Based in upper Egypt, Alexandria, and northern Syria in the fifth century BC, “Azazeel” presents a parallel fight between the new religion (Christianity) and its believers, on the one hand, and the old pagan religions and their followers, on the other.
Another parallel fight occurs inside the monk Hiba, whose life is a constant struggle between the earthly and the heavenly elements, the pagan and the Christian.
In religious mythology, Azazeel is a name for Satan, which represents man's tendency to do evil things. In art, however, especially in poetry, the Arabic word for Satan is Shaytan.
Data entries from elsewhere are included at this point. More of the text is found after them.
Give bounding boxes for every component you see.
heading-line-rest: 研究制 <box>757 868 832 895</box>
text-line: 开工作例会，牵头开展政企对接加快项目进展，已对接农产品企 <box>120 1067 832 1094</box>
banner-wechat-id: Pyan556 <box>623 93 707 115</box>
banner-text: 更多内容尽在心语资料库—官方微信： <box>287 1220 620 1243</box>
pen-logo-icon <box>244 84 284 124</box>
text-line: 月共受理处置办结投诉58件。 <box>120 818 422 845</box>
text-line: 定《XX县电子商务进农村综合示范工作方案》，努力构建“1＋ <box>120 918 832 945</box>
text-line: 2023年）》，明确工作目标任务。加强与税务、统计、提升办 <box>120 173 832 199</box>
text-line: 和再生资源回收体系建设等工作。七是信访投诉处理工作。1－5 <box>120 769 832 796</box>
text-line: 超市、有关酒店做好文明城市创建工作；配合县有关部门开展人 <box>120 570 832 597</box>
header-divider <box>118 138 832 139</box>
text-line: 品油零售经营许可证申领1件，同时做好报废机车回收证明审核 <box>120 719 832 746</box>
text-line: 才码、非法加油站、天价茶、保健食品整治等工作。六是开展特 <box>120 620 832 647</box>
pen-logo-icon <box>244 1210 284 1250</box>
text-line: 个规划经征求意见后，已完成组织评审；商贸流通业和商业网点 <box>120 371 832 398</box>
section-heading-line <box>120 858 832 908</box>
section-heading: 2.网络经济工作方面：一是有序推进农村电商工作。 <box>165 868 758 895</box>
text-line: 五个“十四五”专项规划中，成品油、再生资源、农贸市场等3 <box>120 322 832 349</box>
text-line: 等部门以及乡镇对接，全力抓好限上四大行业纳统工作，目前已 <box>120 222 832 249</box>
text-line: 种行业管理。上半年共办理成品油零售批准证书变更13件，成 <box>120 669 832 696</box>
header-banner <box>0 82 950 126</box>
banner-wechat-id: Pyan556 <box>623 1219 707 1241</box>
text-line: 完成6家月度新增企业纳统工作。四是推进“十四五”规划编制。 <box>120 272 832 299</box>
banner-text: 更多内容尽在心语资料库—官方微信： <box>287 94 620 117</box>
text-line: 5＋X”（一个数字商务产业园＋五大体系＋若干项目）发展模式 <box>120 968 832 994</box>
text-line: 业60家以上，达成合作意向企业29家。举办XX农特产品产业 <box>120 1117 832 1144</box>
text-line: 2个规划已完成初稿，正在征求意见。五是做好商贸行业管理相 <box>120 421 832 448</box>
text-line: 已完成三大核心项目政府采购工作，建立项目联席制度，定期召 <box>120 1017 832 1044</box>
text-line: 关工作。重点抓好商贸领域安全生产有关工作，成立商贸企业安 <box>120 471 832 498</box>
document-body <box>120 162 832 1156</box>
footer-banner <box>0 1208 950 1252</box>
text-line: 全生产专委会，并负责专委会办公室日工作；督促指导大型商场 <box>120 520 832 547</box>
When combined with the word ‘poetry’, it symbolizes the inspiration sources.
So Ziedan’s Satan is all but negative, and has nothing to do with any rigid dogmas; it’s a symbol of man’s inclination to freedom, to dream and create.
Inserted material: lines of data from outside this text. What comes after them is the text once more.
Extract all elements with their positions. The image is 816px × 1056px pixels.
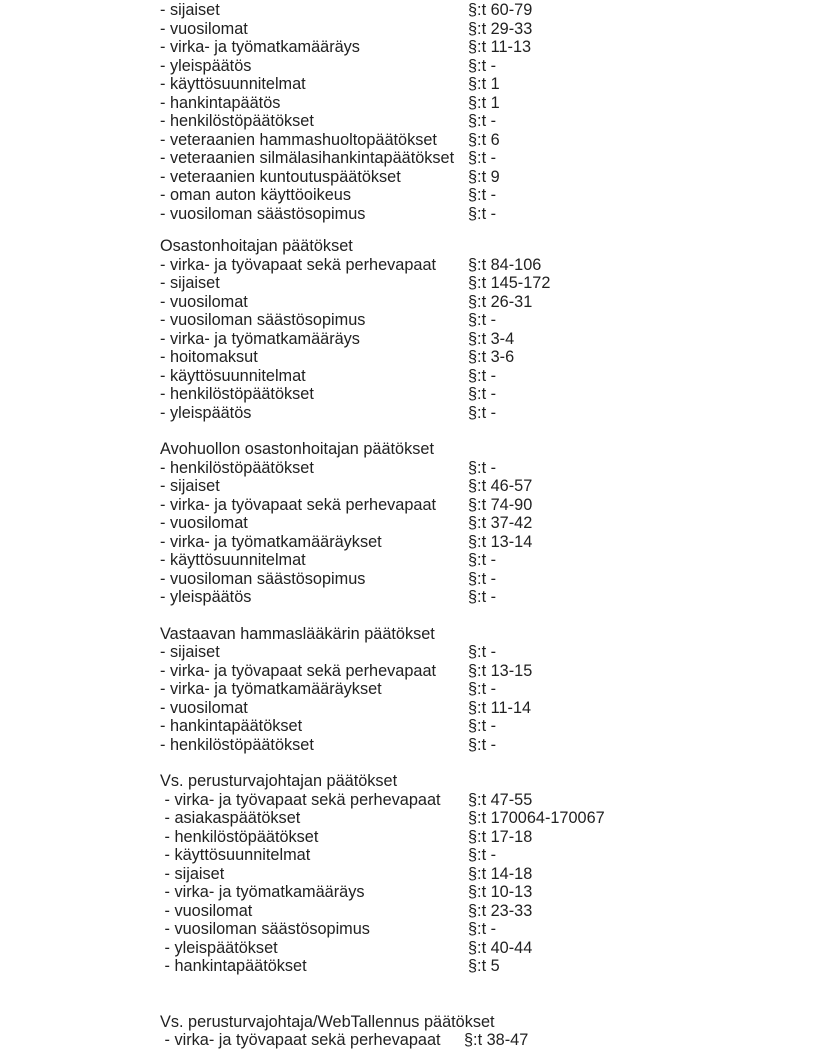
item-ref: §:t -: [468, 569, 497, 588]
item-ref: §:t -: [468, 588, 497, 606]
item-ref: §:t -: [468, 56, 497, 75]
decision-section: [160, 1, 816, 223]
item-label: - virka- ja työvapaat sekä perhevapaat: [160, 495, 437, 514]
item-label: - vuosilomat: [160, 292, 248, 311]
list-item: [160, 149, 816, 168]
item-label: - vuosilomat: [160, 514, 248, 532]
item-ref: §:t 74-90: [468, 495, 533, 514]
list-item: [160, 588, 816, 607]
item-ref: §:t -: [468, 717, 497, 735]
list-item: [160, 274, 816, 293]
item-label: - yleispäätös: [160, 588, 252, 606]
list-item: [160, 385, 816, 404]
item-ref: §:t -: [468, 643, 497, 661]
item-ref: §:t -: [468, 403, 497, 422]
item-label: - asiakaspäätökset: [160, 809, 301, 827]
item-ref: §:t 5: [468, 957, 500, 975]
item-label: - henkilöstöpäätökset: [160, 735, 314, 754]
list-item: [160, 920, 816, 939]
section-items: [160, 791, 816, 976]
item-ref: §:t -: [468, 366, 497, 385]
item-label: - yleispäätökset: [160, 938, 278, 957]
item-label: - käyttösuunnitelmat: [160, 551, 306, 569]
item-label: - käyttösuunnitelmat: [160, 75, 306, 93]
list-item: [160, 1, 816, 20]
item-ref: §:t 60-79: [468, 1, 533, 19]
item-ref: §:t 1: [468, 93, 500, 112]
item-label: - vuosilomat: [160, 19, 248, 38]
item-ref: §:t 11-14: [468, 698, 532, 717]
list-item: [160, 311, 816, 330]
item-label: - virka- ja työvapaat sekä perhevapaat: [160, 790, 441, 809]
list-item: [160, 348, 816, 367]
list-item: [160, 551, 816, 570]
item-ref: §:t 10-13: [468, 883, 533, 901]
item-label: - virka- ja työvapaat sekä perhevapaat: [160, 661, 437, 680]
list-item: [160, 57, 816, 76]
list-item: [160, 680, 816, 699]
item-label: - virka- ja työmatkamääräys: [160, 38, 360, 56]
list-item: [160, 809, 816, 828]
list-item: [160, 20, 816, 39]
decision-section: [160, 1013, 816, 1050]
list-item: [160, 699, 816, 718]
list-item: [160, 404, 816, 423]
section-heading: Vs. perusturvajohtaja/WebTallennus päätökset: [160, 1012, 495, 1031]
item-label: - yleispäätös: [160, 403, 252, 422]
item-ref: §:t -: [468, 385, 497, 403]
item-label: - käyttösuunnitelmat: [160, 366, 306, 385]
decision-section: [160, 237, 816, 422]
decision-sections-list: [160, 1, 816, 1050]
item-ref: §:t 46-57: [468, 477, 533, 495]
item-ref: §:t -: [468, 458, 497, 477]
list-item: [160, 112, 816, 131]
list-item: [160, 865, 816, 884]
list-item: [160, 75, 816, 94]
item-label: - oman auton käyttöoikeus: [160, 186, 351, 204]
item-ref: §:t 23-33: [468, 901, 533, 920]
item-ref: §:t 38-47: [464, 1031, 529, 1049]
item-ref: §:t -: [468, 846, 497, 864]
list-item: [160, 662, 816, 681]
item-ref: §:t -: [468, 311, 497, 329]
decision-section: [160, 625, 816, 755]
item-ref: §:t 17-18: [468, 827, 533, 846]
item-label: - hankintapäätös: [160, 93, 281, 112]
section-items: [160, 643, 816, 754]
list-item: [160, 514, 816, 533]
item-ref: §:t 145-172: [468, 274, 551, 292]
list-item: [160, 367, 816, 386]
list-item: [160, 205, 816, 224]
item-ref: §:t -: [468, 186, 497, 204]
list-item: [160, 168, 816, 187]
list-item: [160, 293, 816, 312]
item-ref: §:t 37-42: [468, 514, 533, 532]
item-ref: §:t 29-33: [468, 19, 533, 38]
list-item: [160, 957, 816, 976]
item-ref: §:t -: [468, 112, 497, 130]
list-item: [160, 883, 816, 902]
section-heading: Vastaavan hammaslääkärin päätökset: [160, 624, 435, 643]
item-label: - sijaiset: [160, 864, 225, 883]
section-heading: Vs. perusturvajohtajan päätökset: [160, 772, 398, 790]
item-label: - henkilöstöpäätökset: [160, 827, 319, 846]
item-label: - henkilöstöpäätökset: [160, 385, 314, 403]
item-ref: §:t 3-6: [468, 348, 515, 366]
item-ref: §:t 1: [468, 75, 500, 93]
section-items: [160, 459, 816, 607]
list-item: [160, 186, 816, 205]
item-label: - virka- ja työvapaat sekä perhevapaat: [160, 255, 437, 274]
item-ref: §:t 9: [468, 167, 500, 186]
list-item: [160, 570, 816, 589]
item-ref: §:t -: [468, 204, 497, 223]
decision-section: [160, 772, 816, 976]
item-ref: §:t 84-106: [468, 255, 542, 274]
list-item: [160, 939, 816, 958]
item-ref: §:t 3-4: [468, 329, 515, 348]
list-item: [160, 330, 816, 349]
item-label: - virka- ja työmatkamääräys: [160, 883, 365, 901]
item-label: - vuosiloman säästösopimus: [160, 204, 366, 223]
list-item: [160, 496, 816, 515]
item-label: - hoitomaksut: [160, 348, 258, 366]
section-items: [160, 256, 816, 423]
item-label: - veteraanien silmälasihankintapäätökset: [160, 149, 455, 167]
item-ref: §:t 13-15: [468, 661, 533, 680]
item-ref: §:t 40-44: [468, 938, 533, 957]
list-item: [160, 131, 816, 150]
item-label: - käyttösuunnitelmat: [160, 846, 311, 864]
list-item: [160, 1031, 816, 1050]
item-label: - virka- ja työmatkamääräykset: [160, 532, 382, 551]
item-label: - yleispäätös: [160, 56, 252, 75]
item-ref: §:t -: [468, 551, 497, 569]
list-item: [160, 459, 816, 478]
decision-section: [160, 440, 816, 607]
item-ref: §:t -: [468, 149, 497, 167]
list-item: [160, 717, 816, 736]
list-item: [160, 477, 816, 496]
item-ref: §:t 47-55: [468, 790, 533, 809]
item-label: - hankintapäätökset: [160, 717, 303, 735]
item-ref: §:t 14-18: [468, 864, 533, 883]
list-item: [160, 38, 816, 57]
item-label: - vuosiloman säästösopimus: [160, 569, 366, 588]
section-heading: Avohuollon osastonhoitajan päätökset: [160, 440, 434, 458]
item-label: - virka- ja työmatkamääräykset: [160, 680, 382, 698]
item-label: - vuosilomat: [160, 901, 253, 920]
section-heading: Osastonhoitajan päätökset: [160, 237, 353, 255]
item-ref: §:t 11-13: [468, 38, 532, 56]
item-label: - veteraanien hammashuoltopäätökset: [160, 130, 437, 149]
item-label: - sijaiset: [160, 643, 220, 661]
list-item: [160, 643, 816, 662]
item-label: - sijaiset: [160, 477, 220, 495]
item-label: - hankintapäätökset: [160, 957, 307, 975]
item-label: - henkilöstöpäätökset: [160, 112, 314, 130]
item-label: - sijaiset: [160, 1, 220, 19]
item-ref: §:t -: [468, 920, 497, 938]
list-item: [160, 533, 816, 552]
list-item: [160, 791, 816, 810]
list-item: [160, 736, 816, 755]
item-label: - vuosilomat: [160, 698, 248, 717]
item-label: - vuosiloman säästösopimus: [160, 920, 370, 938]
item-label: - vuosiloman säästösopimus: [160, 311, 366, 329]
item-label: - sijaiset: [160, 274, 220, 292]
item-ref: §:t 6: [468, 130, 500, 149]
item-ref: §:t 13-14: [468, 532, 533, 551]
section-items: [160, 1031, 816, 1050]
item-label: - virka- ja työvapaat sekä perhevapaat: [160, 1031, 441, 1049]
list-item: [160, 828, 816, 847]
item-label: - virka- ja työmatkamääräys: [160, 329, 360, 348]
list-item: [160, 94, 816, 113]
item-ref: §:t 26-31: [468, 292, 533, 311]
item-label: - veteraanien kuntoutuspäätökset: [160, 167, 401, 186]
list-item: [160, 902, 816, 921]
section-items: [160, 1, 816, 223]
item-ref: §:t -: [468, 680, 497, 698]
list-item: [160, 846, 816, 865]
list-item: [160, 256, 816, 275]
item-ref: §:t -: [468, 735, 497, 754]
item-label: - henkilöstöpäätökset: [160, 458, 314, 477]
item-ref: §:t 170064-170067: [468, 809, 605, 827]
Ziedan’s “Azazeel” is far more complex than that of the religious mythologies: he tempts Hiba into doing evil things, only to prove through the monk’s inner discourse that this evil is nothing but a human’s purest repressed wishes.
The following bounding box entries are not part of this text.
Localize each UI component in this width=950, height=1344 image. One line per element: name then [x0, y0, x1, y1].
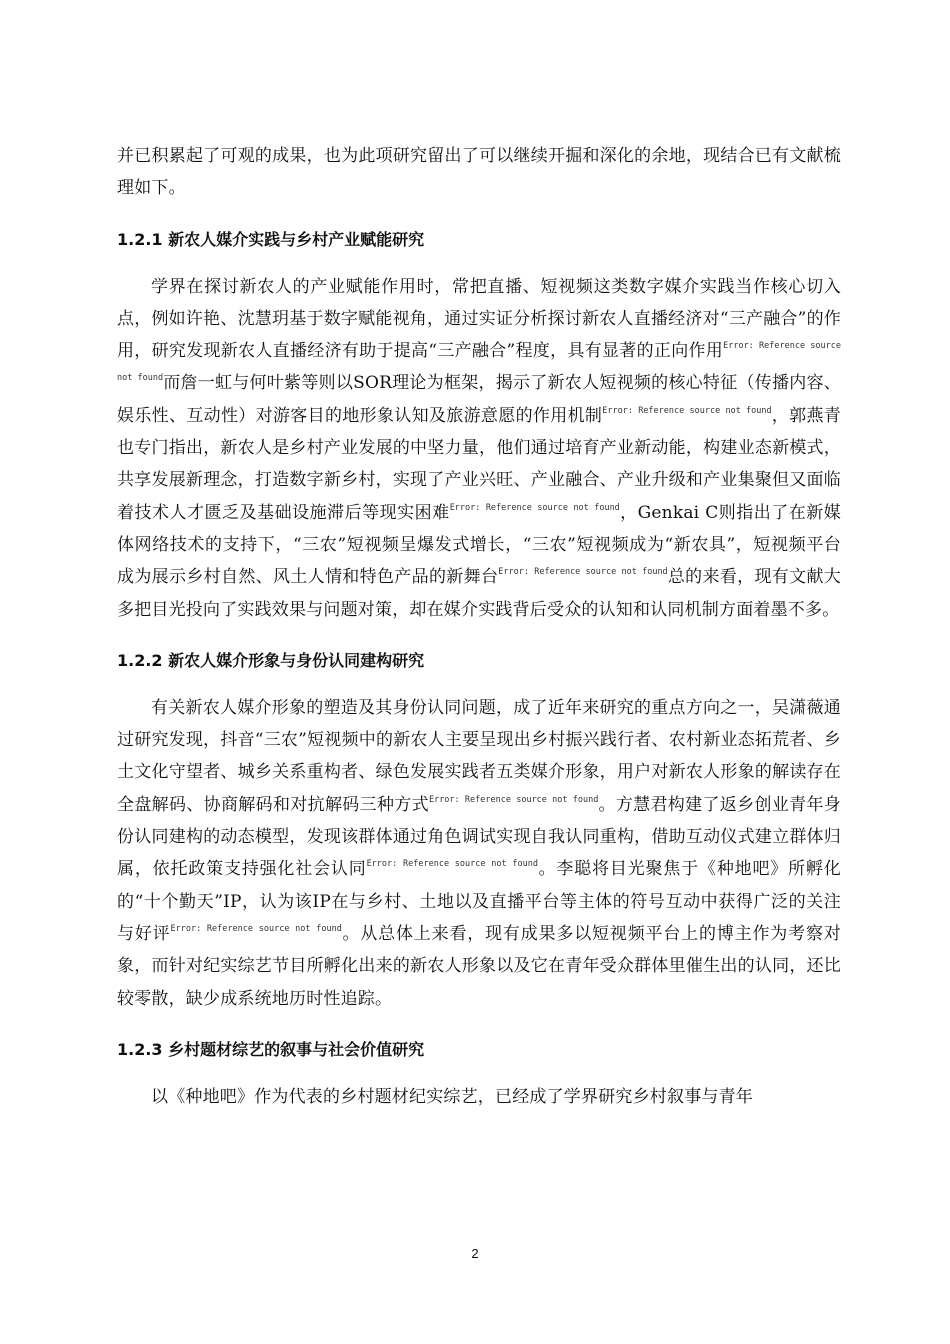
paragraph-text: 总的来看，现有文献大多把目光投向了实践效果与问题对策，却在媒介实践背后受众的认知和认同机制方面着墨不多。: [117, 567, 841, 620]
page-number: 2: [471, 1246, 479, 1261]
section-2-paragraph: [117, 692, 841, 1015]
section-3-paragraph: 以《种地吧》作为代表的乡村题材纪实综艺，已经成了学界研究乡村叙事与青年: [151, 1086, 753, 1107]
section-1-paragraph: [117, 271, 841, 626]
reference-error-marker: Error: Reference source not found: [117, 341, 841, 384]
section-heading-1-2-2: 1.2.2 新农人媒介形象与身份认同建构研究: [117, 650, 425, 670]
paragraph-text: 学界在探讨新农人的产业赋能作用时，常把直播、短视频这类数字媒介实践当作核心切入点，例如许艳、沈慧玥基于数字赋能视角，通过实证分析探讨新农人直播经济对“三产融合”的作用，研究发现新农人直播经济有助于提高“三产融合”程度，具有显著的正向作用: [117, 276, 841, 362]
intro-paragraph: 并已积累起了可观的成果，也为此项研究留出了可以继续开掘和深化的余地，现结合已有文献梳理如下。: [117, 146, 841, 199]
reference-error-marker: Error: Reference source not found: [428, 794, 599, 805]
paragraph-text: 。方慧君构建了返乡创业青年身份认同建构的动态模型，发现该群体通过角色调试实现自我认同重构，借助互动仪式建立群体归属，依托政策支持强化社会认同: [117, 794, 841, 880]
paragraph-text: 。李聪将目光聚焦于《种地吧》所孵化的“十个勤天”IP，认为该IP在与乡村、土地以及直播平台等主体的符号互动中获得广泛的关注与好评: [117, 859, 841, 944]
reference-error-marker: Error: Reference source not found: [170, 923, 342, 934]
paragraph-text: 有关新农人媒介形象的塑造及其身份认同问题，成了近年来研究的重点方向之一，吴潇薇通过研究发现，抖音“三农”短视频中的新农人主要呈现出乡村振兴践行者、农村新业态拓荒者、乡土文化守望者、城乡关系重构者、绿色发展实践者五类媒介形象，用户对新农人形象的解读存在全盘解码、协商解码和对抗解码三种方式: [117, 697, 841, 815]
paragraph-text: 。从总体上来看，现有成果多以短视频平台上的博主作为考察对象，而针对纪实综艺节目所孵化出来的新农人形象以及它在青年受众群体里催生出的认同，还比较零散，缺少成系统地历时性追踪。: [117, 923, 841, 1009]
reference-error-marker: Error: Reference source not found: [602, 405, 772, 416]
reference-error-marker: Error: Reference source not found: [366, 859, 538, 870]
reference-error-marker: Error: Reference source not found: [498, 567, 668, 578]
paragraph-text: ，郭燕青也专门指出，新农人是乡村产业发展的中坚力量，他们通过培育产业新动能，构建业态新模式，共享发展新理念，打造数字新乡村，实现了产业兴旺、产业融合、产业升级和产业集聚但又面临着技术人才匮乏及基础设施滞后等现实困难: [117, 405, 841, 523]
paragraph-text: ，Genkai C则指出了在新媒体网络技术的支持下，“三农”短视频呈爆发式增长，“三农”短视频成为“新农具”，短视频平台成为展示乡村自然、风土人情和特色产品的新舞台: [117, 502, 841, 588]
section-heading-1-2-1: 1.2.1 新农人媒介实践与乡村产业赋能研究: [117, 229, 425, 249]
page-content: [117, 140, 841, 1113]
section-heading-1-2-3: 1.2.3 乡村题材综艺的叙事与社会价值研究: [117, 1039, 425, 1059]
reference-error-marker: Error: Reference source not found: [449, 502, 620, 513]
paragraph-text: 而詹一虹与何叶紫等则以SOR理论为框架，揭示了新农人短视频的核心特征（传播内容、娱乐性、互动性）对游客目的地形象认知及旅游意愿的作用机制: [117, 373, 841, 426]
The author has set tricky tasks for his two protagonists, Azazeel and Hiba alike: Azazeel’s tough challenge was to free a monk of his religious limits, and Hiba’s challenge was to handle a conflict between his human and divine halves.
Ziedan’s career as a researcher of religious scripts played an important part in reconstructing the world in which his novel is set. His characters move smoothly, both in their dramatic world and in the reality of fifth-century Egypt and north Syria.
The book received International Prize for Arabic Fiction (IPAF) in 2009.